El "peaje a la sombra" no es una modalidad nueva. Se lleva años aplicando. Su funcionamiento, a grandes rasgos, es bastante sencillo. Una administración adjudica una obra y es la propia empresa contratada la que financia su construcción mediante un crédito bancario que luego recupera en un plazo de diez o quince años mediante pagos anuales de la administración en función de diversos parámetros, como el número de usuarios de la vía o su estado de conservación.
Es la misma fórmula empleada por la ejecución y explotación de las autovías Santiago-Brion, de Barbanza y de O Salnés y la que la Xunta aplicará en los presupuestos del año 2010 tanto para financiar vías de altas prestaciones y carreteras como la construcción de hospitales –el nuevo de Vigo es un ejemplo– o depuradoras.
"El desdoblamiento de la carretera Brion-Noia se va a hacer por este sistema, que es el utilizado también por el Estado en la construcción de las autovías de primera generación. El sector privado adelanta la financiación y luego va recuperando una parte cada año a partir de la conclusión de las obras", dice el conselleiro de Medio Ambiente.
En años anteriores, antes de saltar la crisis, las empresas no tenían mayores dificultades para conseguir los créditos para este tipo de obras. Pero ahora surgen las dudas de si serán capaces. Agustín Hernández considera que no habrá grandes problemas, si bien admite que podrán tener "algunas dificultades más".
Ampliación
Otra de las novedades es que si hasta ahora el "peaje a la sombra" se aplicaba a las vías de alta capacidad, la Xunta pretende implantar el modelo también en las carreteras ordinarias, lo que introducirá un elemento más de complejidad. Porque con las autovías ya existentes se paga por el número de usuarios, lo que resulta basta fácil de calcular.

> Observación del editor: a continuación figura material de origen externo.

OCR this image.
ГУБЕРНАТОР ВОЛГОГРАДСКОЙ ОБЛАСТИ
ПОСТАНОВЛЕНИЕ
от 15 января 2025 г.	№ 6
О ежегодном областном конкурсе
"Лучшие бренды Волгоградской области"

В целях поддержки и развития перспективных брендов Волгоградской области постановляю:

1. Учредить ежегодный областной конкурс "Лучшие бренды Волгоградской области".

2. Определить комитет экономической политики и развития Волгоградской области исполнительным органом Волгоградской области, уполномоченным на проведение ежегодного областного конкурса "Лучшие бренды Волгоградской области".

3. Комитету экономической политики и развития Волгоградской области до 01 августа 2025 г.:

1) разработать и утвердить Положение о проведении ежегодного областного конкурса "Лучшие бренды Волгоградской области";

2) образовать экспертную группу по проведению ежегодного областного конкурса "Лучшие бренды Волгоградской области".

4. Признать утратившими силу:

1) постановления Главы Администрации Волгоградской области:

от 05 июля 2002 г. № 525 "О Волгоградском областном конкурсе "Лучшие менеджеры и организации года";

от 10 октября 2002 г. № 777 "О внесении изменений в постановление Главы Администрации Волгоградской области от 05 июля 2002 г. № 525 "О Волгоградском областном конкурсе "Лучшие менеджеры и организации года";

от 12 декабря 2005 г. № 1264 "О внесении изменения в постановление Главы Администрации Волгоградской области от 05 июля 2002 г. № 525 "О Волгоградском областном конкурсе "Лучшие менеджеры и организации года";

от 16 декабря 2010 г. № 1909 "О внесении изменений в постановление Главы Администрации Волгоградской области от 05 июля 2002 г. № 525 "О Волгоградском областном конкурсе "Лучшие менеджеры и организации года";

Así, para las vías de altas prestaciones de O Salnés, Barbanza y Santiago-Brion hay reservados en los presupuestos de este año 22,5 millones de euros, aunque no es un cifra cerrada porque depende de número de conductores que las hayan usado a final de año.

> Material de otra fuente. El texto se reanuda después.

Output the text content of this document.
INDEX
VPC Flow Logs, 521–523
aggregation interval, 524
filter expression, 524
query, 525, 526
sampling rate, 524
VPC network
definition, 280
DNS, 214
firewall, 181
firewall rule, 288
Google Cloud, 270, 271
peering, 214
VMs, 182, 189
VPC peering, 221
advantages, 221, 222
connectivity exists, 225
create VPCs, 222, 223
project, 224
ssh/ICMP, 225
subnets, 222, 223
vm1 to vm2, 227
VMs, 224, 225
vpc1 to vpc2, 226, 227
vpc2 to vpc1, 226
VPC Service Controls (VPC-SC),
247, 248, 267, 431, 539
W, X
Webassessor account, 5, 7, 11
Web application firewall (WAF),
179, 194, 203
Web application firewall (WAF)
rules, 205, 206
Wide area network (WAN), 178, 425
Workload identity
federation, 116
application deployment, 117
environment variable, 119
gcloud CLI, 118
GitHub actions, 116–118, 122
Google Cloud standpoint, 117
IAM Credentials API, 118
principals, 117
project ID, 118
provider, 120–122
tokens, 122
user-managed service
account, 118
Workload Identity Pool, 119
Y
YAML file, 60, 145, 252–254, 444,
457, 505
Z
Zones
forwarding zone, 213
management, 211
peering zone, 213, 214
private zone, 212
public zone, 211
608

Pero en las vías de comunicación ordinarias surge el problema de cómo contar a los conductores. La idea con que trabaja la Xunta es la de incluir en los contratos de adjudicación de mejora de las carreteras una cláusula sobre el mantenimiento, de forma que el canon anual definitivo tendría en cuenta el estado de conservación del vial. Cuando mejor, más se paga. Y si está deteriorado, se penaliza a la empresa concesionaria.
El sistema del "peaje la sombra" se comenzó a aplicar en Galicia con el bipartito en obras de infraestructuras y la Xunta de Feijóo no sólo le dará continuidad sino que lo ampliará, extendiendo estas fórmulas mixtas de capital privado y pública a hospitales y depuradoras.